Future efforts to identify rheumatoid arthritis patients who may require treatment and physiotherapy interventions could be aided by an innovative imaging agent.
A team from Seoul National University College of Medicine in South Korea has developed a novel PET tracer that can visualise joint inflammation to facilitate the early diagnosis of the common autoimmune disease, which causes joint inflammation and disability.
The substance is called fluorine-18-FEDAC, and functions by binding to and highlighting a key protein that can be found in the white blood cells responsible for causing the inflammation that drives the onset of rheumatoid arthritis.
Tests using mice demonstrated that this agent can be effective in detecting the earliest signs of rheumatoid arthritis, even before the onset of clinical symptoms. This means it could potentially be used to assess people who are suspected of having the condition, making it easier to identify which patients will actually progress to clinically significant rheumatoid arthritis and therefore require treatment.
Dr Gi Jeong Cheon, of Seoul National University College of Medicine, said: "Early treatment can reduce the progression of joint destruction and enhance the effect of disease-modifying antirheumatic drugs or target drugs, because the burden of inflammatory reaction is smaller in the very early phase of rheumatoid arthritis."
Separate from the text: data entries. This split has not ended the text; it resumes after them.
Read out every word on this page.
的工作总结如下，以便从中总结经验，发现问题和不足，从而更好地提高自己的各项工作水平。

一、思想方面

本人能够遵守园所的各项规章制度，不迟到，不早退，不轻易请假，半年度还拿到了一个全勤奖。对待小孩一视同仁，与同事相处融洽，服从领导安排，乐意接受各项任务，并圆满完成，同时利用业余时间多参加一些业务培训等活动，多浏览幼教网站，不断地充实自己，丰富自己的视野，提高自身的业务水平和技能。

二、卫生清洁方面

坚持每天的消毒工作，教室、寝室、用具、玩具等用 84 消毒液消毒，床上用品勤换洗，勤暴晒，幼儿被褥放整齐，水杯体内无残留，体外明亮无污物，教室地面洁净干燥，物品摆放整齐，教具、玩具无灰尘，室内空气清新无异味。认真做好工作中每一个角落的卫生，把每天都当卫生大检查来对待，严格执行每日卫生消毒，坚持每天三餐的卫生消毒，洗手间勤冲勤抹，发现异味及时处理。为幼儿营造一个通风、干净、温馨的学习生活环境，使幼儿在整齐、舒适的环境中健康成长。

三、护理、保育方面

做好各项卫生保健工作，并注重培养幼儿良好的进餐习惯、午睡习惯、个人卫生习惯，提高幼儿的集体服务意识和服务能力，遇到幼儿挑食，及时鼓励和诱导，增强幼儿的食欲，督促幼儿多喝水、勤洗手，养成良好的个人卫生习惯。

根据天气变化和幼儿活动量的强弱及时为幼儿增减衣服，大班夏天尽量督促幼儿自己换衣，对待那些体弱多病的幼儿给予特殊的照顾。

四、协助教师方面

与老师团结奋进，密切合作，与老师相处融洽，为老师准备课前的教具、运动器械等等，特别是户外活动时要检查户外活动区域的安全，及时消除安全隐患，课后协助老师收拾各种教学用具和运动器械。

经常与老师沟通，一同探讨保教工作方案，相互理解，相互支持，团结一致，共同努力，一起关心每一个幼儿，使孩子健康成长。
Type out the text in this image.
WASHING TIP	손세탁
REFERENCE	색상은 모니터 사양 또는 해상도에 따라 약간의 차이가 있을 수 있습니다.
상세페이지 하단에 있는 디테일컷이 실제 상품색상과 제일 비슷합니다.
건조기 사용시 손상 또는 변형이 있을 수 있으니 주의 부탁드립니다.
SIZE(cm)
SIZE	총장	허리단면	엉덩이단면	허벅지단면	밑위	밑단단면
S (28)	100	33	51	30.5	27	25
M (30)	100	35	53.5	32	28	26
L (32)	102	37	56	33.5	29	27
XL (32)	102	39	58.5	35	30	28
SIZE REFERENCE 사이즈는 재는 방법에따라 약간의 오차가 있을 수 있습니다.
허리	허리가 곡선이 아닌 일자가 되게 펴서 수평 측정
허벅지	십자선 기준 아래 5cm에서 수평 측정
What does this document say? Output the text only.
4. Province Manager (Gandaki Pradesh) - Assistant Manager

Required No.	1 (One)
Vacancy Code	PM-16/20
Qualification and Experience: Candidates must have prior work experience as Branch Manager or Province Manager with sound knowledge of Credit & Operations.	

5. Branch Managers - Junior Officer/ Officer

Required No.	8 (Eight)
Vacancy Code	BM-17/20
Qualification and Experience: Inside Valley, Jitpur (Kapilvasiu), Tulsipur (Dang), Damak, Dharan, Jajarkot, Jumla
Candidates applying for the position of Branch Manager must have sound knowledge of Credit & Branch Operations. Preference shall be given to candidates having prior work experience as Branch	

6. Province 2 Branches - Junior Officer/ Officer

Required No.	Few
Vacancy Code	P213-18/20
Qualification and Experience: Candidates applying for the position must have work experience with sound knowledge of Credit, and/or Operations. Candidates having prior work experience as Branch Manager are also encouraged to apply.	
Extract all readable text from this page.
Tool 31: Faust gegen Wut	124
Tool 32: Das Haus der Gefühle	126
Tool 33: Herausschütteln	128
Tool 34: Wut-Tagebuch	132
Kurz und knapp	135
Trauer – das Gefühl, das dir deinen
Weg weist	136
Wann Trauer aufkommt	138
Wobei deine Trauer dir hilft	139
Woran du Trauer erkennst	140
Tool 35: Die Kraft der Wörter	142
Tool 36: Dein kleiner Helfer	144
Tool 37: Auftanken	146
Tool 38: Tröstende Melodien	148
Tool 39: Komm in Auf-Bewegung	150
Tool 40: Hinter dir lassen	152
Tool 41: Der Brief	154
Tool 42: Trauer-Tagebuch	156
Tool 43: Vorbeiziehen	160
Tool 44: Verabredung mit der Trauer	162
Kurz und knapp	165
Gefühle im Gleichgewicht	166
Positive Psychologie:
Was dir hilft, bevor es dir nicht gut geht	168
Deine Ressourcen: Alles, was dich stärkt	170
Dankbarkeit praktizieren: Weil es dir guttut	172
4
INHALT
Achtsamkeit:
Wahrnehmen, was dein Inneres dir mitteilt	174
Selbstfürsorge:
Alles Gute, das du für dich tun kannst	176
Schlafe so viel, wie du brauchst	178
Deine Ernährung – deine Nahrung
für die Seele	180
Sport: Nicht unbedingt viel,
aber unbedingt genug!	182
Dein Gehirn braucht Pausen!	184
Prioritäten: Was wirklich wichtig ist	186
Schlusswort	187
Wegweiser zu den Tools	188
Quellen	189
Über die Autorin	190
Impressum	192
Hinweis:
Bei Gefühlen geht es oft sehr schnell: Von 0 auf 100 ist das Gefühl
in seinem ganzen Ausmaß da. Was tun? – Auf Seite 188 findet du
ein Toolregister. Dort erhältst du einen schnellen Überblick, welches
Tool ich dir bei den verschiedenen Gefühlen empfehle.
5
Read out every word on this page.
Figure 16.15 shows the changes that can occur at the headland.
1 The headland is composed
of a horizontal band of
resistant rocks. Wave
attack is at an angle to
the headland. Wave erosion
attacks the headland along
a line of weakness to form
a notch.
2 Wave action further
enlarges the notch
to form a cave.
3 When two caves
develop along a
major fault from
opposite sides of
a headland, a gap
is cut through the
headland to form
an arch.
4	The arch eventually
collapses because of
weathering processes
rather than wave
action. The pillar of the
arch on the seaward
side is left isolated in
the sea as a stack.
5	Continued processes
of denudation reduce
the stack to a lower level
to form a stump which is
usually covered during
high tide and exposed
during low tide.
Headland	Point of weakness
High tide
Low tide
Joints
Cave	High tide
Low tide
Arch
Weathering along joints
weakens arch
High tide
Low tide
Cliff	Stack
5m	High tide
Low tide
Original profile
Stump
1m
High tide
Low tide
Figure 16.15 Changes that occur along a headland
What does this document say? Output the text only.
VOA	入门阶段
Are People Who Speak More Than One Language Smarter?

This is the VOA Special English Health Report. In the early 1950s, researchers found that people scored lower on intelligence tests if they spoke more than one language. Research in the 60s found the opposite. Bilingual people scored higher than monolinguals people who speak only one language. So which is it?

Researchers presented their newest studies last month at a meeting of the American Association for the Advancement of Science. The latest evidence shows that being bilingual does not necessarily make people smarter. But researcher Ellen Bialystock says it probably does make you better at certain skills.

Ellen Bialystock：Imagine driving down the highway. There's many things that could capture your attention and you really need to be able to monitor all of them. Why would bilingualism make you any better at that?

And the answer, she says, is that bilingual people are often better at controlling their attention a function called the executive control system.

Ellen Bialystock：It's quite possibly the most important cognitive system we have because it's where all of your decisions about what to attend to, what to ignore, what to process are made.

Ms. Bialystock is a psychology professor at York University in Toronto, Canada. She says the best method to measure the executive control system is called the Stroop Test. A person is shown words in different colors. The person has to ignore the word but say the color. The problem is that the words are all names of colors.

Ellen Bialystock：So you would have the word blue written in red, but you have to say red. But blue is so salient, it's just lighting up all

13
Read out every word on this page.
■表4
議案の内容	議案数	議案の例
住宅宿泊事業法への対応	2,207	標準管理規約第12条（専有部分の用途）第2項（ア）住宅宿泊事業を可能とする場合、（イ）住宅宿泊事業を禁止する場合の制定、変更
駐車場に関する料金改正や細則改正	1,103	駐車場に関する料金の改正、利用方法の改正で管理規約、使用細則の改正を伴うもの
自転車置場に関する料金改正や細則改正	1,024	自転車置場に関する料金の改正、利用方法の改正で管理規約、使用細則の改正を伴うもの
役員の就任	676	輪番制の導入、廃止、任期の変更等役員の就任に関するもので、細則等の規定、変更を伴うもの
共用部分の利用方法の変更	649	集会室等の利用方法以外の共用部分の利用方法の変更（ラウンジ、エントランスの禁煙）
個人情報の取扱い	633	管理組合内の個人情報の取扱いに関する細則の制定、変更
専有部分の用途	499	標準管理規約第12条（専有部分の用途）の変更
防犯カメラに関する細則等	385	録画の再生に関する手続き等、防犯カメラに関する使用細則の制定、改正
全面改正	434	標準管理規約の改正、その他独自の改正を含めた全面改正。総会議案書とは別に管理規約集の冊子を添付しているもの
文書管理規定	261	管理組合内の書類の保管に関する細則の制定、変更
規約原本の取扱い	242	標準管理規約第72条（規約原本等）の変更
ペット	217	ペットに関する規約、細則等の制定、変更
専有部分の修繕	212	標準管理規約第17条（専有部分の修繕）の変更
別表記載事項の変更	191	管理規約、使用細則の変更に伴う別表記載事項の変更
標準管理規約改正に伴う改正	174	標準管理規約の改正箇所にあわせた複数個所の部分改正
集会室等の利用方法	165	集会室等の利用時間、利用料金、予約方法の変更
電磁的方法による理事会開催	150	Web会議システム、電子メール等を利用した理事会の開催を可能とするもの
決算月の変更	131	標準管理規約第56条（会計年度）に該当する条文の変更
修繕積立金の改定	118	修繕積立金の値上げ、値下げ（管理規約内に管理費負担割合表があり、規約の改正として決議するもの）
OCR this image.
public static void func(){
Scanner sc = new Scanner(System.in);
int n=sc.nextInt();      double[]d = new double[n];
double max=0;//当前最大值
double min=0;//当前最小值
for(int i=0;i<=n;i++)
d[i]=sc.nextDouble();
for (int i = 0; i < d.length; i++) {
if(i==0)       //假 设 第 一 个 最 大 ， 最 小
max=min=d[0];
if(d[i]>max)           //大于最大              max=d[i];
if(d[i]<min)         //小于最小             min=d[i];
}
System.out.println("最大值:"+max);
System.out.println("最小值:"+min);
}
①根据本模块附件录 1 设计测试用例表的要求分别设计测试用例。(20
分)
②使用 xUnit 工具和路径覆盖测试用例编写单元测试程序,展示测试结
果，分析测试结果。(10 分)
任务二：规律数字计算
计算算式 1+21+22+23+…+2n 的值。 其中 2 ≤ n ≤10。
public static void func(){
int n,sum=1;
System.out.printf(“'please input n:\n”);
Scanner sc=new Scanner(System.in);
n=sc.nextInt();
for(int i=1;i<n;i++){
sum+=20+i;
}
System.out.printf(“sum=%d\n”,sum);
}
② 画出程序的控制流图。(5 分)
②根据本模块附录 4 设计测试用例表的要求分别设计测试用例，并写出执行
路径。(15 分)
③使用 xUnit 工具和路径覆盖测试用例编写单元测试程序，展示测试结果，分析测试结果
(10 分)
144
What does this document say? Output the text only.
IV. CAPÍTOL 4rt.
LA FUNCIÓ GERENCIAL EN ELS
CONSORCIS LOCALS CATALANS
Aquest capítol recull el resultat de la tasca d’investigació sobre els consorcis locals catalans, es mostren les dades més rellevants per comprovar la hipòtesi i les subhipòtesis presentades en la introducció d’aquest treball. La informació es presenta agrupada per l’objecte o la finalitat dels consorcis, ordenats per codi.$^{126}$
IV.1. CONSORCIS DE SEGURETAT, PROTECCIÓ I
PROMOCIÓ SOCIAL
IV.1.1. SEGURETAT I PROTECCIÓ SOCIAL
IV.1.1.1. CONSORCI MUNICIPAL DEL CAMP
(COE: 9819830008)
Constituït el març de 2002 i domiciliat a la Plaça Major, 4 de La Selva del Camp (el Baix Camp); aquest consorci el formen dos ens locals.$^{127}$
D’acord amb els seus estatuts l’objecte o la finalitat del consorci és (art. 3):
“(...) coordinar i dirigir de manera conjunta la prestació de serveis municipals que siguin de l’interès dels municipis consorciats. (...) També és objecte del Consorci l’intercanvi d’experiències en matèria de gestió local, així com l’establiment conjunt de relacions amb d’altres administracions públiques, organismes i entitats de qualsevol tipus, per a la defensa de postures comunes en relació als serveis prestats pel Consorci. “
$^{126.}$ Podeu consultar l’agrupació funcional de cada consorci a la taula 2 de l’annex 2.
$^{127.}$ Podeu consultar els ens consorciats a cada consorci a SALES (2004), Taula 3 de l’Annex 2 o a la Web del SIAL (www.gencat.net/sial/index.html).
It was also noted that this new tracer can be used in conjunction with the better-established fluorine-18-FDG agent, which has been shown to be effective in measuring disease activity levels in people whose arthritis is already symptomatic. By utilising a full range of imaging technologies, medical professionals will be able to deliver more personalised treatments and better outcomes for patients.
Currently, it is estimated that more than 400,000 people in the UK are affected by rheumatoid arthritis. Prompt diagnosis is essential to help patients achieve the highest possible quality of life, meaning new breakthroughs of this kind are important.